Browser-based end-to-end testing is resource-intensive, so proper TeamCity build agent configuration is critical:

  • Small test suites: 4GB RAM minimum
  • Large or parallel test suites: 8GB+ RAM
  • Monitor usage through TeamCity agent statistics

For consistent Playwright test environments, use Docker-based agents:

Dockerfile
FROM mcr.microsoft.com/playwright:v1.40.0-focal WORKDIR /app COPY package*.json ./ RUN npm ci COPY . . CMD ["npx", "playwright", "test"]

Streamlined Reporting for TestDino

Disable heavy HTML reports when using TestDino:

playwright.config.ts
reporter: [ ['json', { outputFile: 'results.json' }], ['playwright-teamcity-reporter'] ]

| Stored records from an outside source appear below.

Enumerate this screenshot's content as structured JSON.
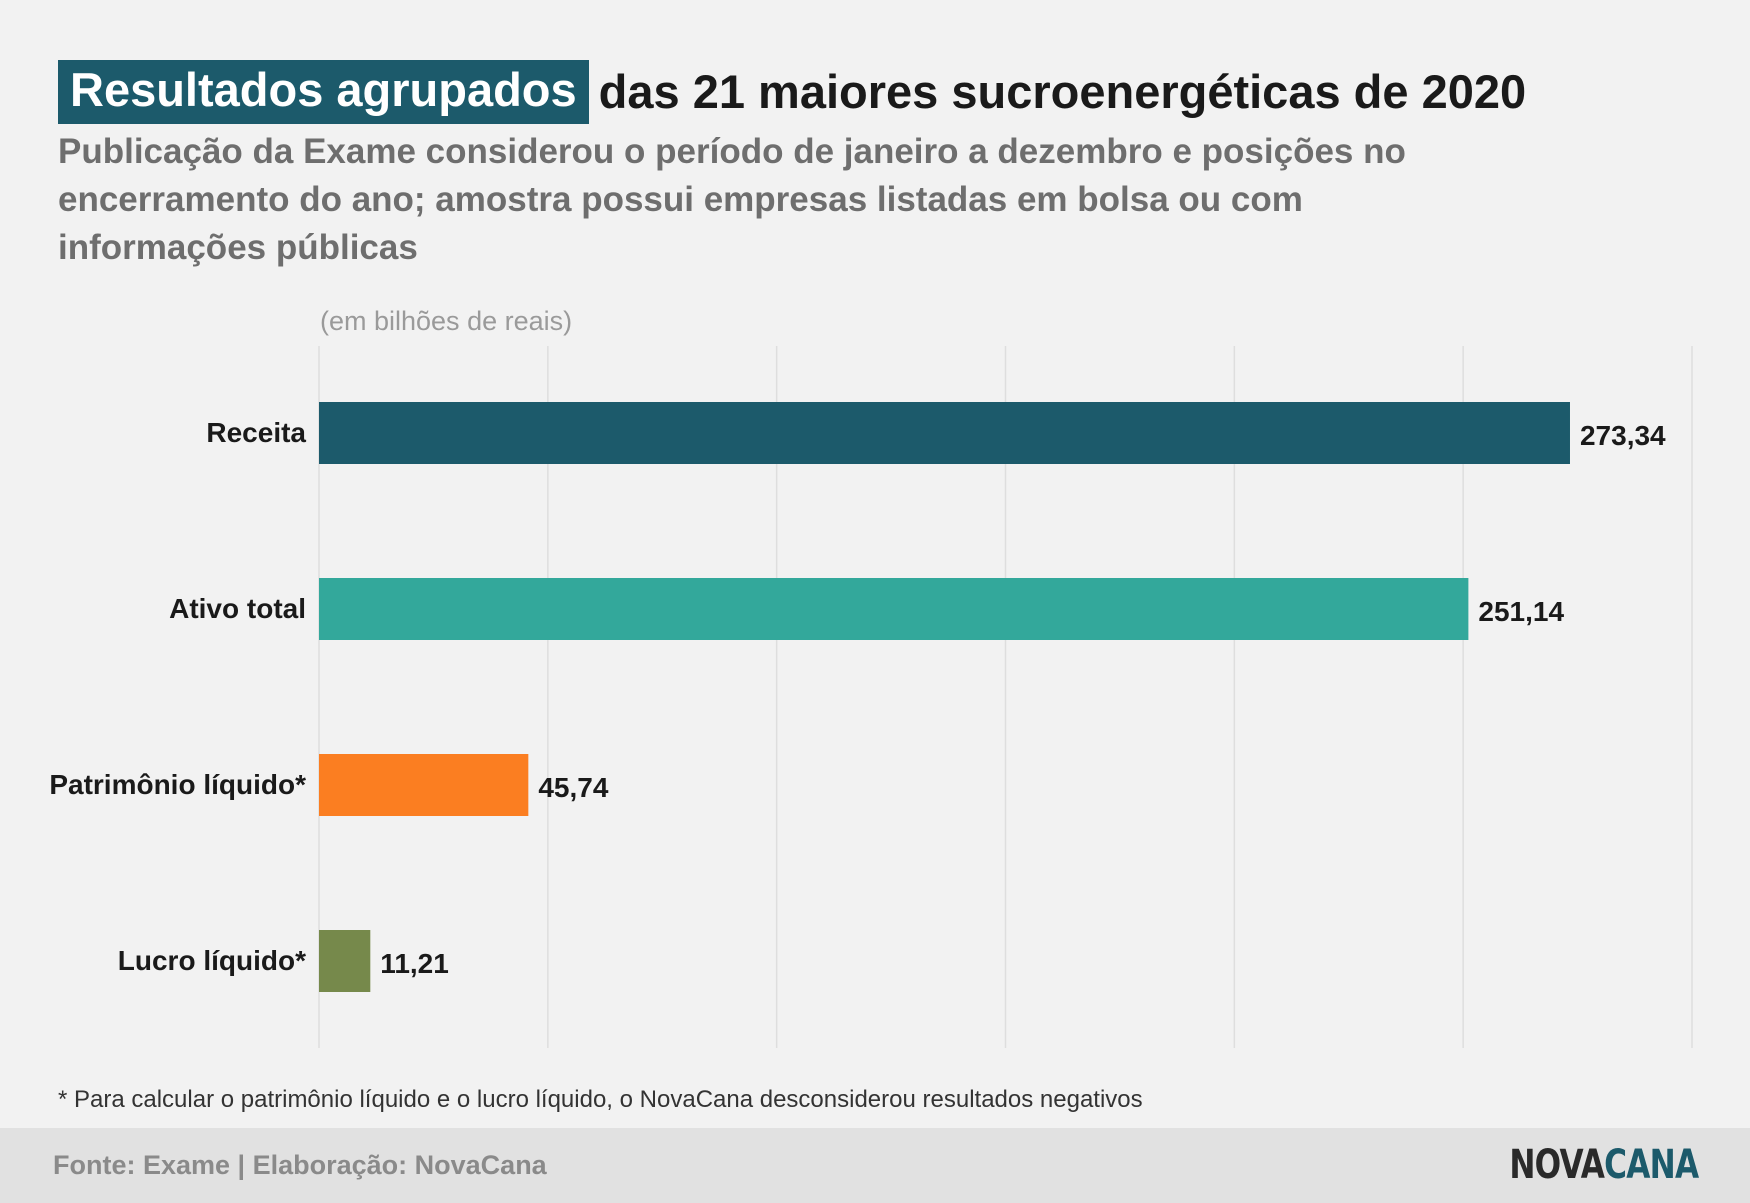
{
  "header": {
    "title_highlight": "Resultados agrupados",
    "title_rest": "das 21 maiores sucroenergéticas de 2020",
    "subtitle": "Publicação da Exame considerou o período de janeiro a dezembro e posições no encerramento do ano; amostra possui empresas listadas em bolsa ou com informações públicas"
  },
  "chart_data": {
    "type": "bar",
    "orientation": "horizontal",
    "unit_label": "(em bilhões de reais)",
    "categories": [
      "Receita",
      "Ativo total",
      "Patrimônio líquido*",
      "Lucro líquido*"
    ],
    "values": [
      273.34,
      251.14,
      45.74,
      11.21
    ],
    "value_labels": [
      "273,34",
      "251,14",
      "45,74",
      "11,21"
    ],
    "colors": [
      "#1c5a6b",
      "#33a89b",
      "#fb7e21",
      "#76894b"
    ],
    "xlim": [
      0,
      300
    ],
    "grid": true,
    "title": "",
    "xlabel": "",
    "ylabel": ""
  },
  "footnote": "* Para calcular o patrimônio líquido e o lucro líquido, o NovaCana desconsiderou resultados negativos",
  "footer": {
    "source": "Fonte: Exame | Elaboração: NovaCana",
    "logo_part1": "NOVA",
    "logo_part2": "CANA"
  }
}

This keeps TeamCity test automation fast while TestDino handles advanced analytics and reporting.

Smart Timeouts

playwright.config.ts
use: { actionTimeout: 10000, // 10s for clicks/interactions navigationTimeout: 30000 // 30s for page loads }, timeout: 60000, // 60s per test maxFailures: process.env.CI ? 10 : undefined // Stop early on failures

Teams report 50–70% faster Playwright CI runs by combining these best practices. Playwright tests execute reliably across TeamCity build agents, while TestDino provides advanced reporting and flaky test analysis.

Conclusion

Setting up Playwright TeamCity integration creates a reliable foundation for CI Playwright testing. TeamCity’s automatic flaky test detection, combined with Playwright’s robust browser automation testing, gives teams confidence in their test automation results.

The five-step configuration process helps teams get started quickly, while best practices like parallel test execution, dependency caching, and smart timeout configuration keep TeamCity CI/CD builds fast and stable. TeamCity manages Playwright test execution and basic reporting, providing immediate visibility into test failures.

TestDino extends this setup with AI-powered test analytics that classify failures, detect flaky patterns, and track test stability trends across builds. Instead of manually investigating every failed Playwright test, teams get instant insights into root causes and recurring issues, enabling faster and more reliable releases.